Tencent shares slump on Trump's WeChat order

Tencent
Tencent

Chinese tech and media giant Tencent saw $30bn (£22bn) wiped off its value on Friday after Donald Trump escalated tensions with Beijing by announcing a ban on its social media app WeChat.

Shares in the company plunged by as much as 10pc on the news of the order, which at first had appeared to cover all of Tencent's operations including its vast gaming portfolio. 

However, a US official later clarified that the executive order would only cover the company's messaging app WeChat, and Tencent regained some ground, down by around 4pc in Hong Kong.

The move sees WeChat grouped together with viral video app TikTok, which has been at the centre of US concerns for some time.

Mr Trump has repeatedly cautioned he would be looking to ban TikTok, although should a deal with Microsoft complete over its US operations, the app is expected to escape the ban.

The executive orders were vaguely worded, prompting some confusion over what they would cover.
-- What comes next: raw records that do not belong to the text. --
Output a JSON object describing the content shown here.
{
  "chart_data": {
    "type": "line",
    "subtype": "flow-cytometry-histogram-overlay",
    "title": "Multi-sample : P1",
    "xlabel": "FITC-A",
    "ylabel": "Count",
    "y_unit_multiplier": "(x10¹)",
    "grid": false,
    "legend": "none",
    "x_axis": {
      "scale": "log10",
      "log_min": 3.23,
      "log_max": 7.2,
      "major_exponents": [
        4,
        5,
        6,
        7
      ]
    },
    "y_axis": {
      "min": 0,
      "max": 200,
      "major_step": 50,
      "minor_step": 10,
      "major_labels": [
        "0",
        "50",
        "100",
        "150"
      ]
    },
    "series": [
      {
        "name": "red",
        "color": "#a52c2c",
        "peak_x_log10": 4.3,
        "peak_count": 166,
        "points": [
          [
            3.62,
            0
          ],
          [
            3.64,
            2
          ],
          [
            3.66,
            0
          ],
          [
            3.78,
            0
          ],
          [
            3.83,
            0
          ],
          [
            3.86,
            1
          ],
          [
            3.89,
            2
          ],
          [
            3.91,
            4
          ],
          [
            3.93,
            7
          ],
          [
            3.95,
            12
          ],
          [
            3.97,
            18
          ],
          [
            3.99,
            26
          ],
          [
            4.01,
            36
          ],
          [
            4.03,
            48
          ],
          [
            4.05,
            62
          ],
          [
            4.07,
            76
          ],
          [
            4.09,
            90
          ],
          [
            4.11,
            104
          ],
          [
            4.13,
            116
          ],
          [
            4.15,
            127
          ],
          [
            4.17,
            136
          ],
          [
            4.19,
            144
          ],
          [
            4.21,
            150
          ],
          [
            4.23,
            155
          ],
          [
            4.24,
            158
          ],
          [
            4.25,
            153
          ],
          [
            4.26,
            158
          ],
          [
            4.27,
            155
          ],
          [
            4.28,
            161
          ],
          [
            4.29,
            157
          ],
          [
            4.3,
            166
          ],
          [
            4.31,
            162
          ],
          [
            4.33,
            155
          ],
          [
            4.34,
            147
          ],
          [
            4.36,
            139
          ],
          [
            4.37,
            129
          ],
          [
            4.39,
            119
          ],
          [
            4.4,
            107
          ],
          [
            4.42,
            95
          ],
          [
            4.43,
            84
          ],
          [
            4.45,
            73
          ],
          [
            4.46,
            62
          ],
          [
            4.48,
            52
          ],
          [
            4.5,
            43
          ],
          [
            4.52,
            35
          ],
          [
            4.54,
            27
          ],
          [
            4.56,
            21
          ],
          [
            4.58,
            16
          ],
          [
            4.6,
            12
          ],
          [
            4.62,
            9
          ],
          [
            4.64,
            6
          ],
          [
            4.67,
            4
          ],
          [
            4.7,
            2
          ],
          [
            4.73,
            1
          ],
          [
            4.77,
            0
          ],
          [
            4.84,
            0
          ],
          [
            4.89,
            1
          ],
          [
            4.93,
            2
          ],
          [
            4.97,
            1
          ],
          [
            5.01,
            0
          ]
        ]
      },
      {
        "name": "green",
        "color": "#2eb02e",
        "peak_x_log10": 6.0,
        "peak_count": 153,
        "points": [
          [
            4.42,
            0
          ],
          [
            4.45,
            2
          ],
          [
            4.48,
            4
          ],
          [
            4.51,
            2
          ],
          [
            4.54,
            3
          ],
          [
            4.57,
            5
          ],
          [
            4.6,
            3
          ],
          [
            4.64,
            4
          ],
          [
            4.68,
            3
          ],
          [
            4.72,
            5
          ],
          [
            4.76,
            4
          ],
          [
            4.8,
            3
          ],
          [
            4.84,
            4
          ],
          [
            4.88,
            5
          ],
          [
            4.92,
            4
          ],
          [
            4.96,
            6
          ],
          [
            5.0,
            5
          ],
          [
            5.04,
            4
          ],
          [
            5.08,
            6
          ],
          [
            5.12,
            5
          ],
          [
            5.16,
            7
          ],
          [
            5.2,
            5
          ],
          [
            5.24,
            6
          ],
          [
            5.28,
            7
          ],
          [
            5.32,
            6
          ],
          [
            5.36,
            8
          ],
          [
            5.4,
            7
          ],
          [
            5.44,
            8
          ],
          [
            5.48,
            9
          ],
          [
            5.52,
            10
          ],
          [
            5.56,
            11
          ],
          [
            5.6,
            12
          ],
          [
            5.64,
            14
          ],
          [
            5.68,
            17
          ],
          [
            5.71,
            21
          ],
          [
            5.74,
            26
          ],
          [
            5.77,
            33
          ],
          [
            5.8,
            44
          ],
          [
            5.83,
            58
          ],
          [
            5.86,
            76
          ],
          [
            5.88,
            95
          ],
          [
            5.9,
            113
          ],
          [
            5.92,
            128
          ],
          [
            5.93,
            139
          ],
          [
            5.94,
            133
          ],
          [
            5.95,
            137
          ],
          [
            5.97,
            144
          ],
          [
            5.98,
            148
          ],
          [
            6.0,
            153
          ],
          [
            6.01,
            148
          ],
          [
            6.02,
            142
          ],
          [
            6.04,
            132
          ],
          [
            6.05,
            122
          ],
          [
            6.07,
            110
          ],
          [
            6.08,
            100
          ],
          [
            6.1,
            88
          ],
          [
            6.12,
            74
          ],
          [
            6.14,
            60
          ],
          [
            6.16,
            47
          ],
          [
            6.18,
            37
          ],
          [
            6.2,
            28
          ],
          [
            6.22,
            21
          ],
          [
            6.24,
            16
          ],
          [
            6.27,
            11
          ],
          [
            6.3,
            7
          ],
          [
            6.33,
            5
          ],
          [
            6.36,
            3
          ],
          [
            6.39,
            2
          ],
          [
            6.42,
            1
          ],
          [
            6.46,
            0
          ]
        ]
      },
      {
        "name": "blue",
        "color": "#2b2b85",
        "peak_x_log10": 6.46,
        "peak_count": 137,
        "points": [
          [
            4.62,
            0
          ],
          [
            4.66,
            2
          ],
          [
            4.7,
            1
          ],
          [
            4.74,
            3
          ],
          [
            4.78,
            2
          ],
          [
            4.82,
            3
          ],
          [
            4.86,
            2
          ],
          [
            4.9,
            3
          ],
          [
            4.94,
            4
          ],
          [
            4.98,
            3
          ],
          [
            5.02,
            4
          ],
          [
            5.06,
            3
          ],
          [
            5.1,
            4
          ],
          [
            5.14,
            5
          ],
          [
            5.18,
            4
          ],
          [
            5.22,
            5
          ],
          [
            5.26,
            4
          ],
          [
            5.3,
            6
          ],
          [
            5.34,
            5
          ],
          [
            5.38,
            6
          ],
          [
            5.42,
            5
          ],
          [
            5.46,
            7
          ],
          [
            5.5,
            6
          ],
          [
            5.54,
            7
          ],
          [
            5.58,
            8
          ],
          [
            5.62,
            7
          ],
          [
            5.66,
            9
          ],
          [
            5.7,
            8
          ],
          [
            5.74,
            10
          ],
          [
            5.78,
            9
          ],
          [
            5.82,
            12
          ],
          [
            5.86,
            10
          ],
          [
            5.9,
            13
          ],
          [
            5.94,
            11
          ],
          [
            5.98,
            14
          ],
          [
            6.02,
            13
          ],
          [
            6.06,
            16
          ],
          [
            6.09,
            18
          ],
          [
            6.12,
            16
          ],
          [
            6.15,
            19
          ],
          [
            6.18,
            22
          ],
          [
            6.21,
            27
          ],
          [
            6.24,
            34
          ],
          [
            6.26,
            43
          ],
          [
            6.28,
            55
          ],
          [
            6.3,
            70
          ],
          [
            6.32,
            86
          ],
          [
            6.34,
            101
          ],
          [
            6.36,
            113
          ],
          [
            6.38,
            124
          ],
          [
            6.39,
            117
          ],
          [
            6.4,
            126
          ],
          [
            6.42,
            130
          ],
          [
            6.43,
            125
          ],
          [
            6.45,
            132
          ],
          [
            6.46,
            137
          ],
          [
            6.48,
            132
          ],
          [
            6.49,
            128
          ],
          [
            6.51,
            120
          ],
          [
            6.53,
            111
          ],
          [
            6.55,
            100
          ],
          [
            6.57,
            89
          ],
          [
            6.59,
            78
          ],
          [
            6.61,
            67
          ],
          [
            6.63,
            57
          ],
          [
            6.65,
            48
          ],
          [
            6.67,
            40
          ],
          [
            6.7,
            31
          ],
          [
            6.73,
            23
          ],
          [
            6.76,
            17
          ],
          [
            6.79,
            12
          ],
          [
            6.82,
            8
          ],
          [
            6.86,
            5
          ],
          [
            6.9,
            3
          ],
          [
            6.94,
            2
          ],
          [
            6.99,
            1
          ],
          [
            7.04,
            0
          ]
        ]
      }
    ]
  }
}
They appear to centre around how US data can be fed back to the Chinese government - something that may no longer be an issue with US owners.

Mr Trump said he was signing the executive orders on both WeChat and TikTok because "additional steps must be taken to deal with the national emergency with respect to the information and communications technology and services supply chain".

He said: "The spread in the United States of mobile applications developed and owned by companies in the People's Republic of China (China) continues to threaten the national security, foreign policy, and economy of the United States."

US companies have 45 days to stop doing business with both WeChat or TikTok, he said. Other Chinese firms also took a hit on the stock markets on Friday, with Alibaba and Taiwan Semiconductor Manufacturing sliding.

The move rippled around Asian markets, with investors concerned about increasingly bitter relations between the economic titans that some fear could lead to a renewal of their painful trade war. Overall, the sell-off saw more than $100bn wiped off the value of Chinese firms listed in Hong Kong.

"This is yet another watershed moment in the US-China technology cold war," Paul Triolo, head of global technology policy at Eurasia Group, told Bloomberg. "It shows the depth of the US concern."

The ban signals a worsening of relations between the US and China, following recommendations from the White House yesterday for Chinese firms to be delisted from US stock markets unless they met accounting standards.

Beijing slammed the move as "arbitrary political manipulation and suppression" and said it would come at the expense of American users and companies.

In a statement TikTok vowed to "pursue all remedies available to us in order to ensure... our company and our users are treated fairly – if not by the Administration, then by the US courts."

It said the order "risks undermining global businesses' trust in the United States' commitment to the rule of law, which has served as a magnet for investment and spurred decades of American economic growth. And it sets a dangerous precedent for the concept of free expression and open markets."

A spokesman for Tencent said the company was reviewing the executive order to get a full understanding.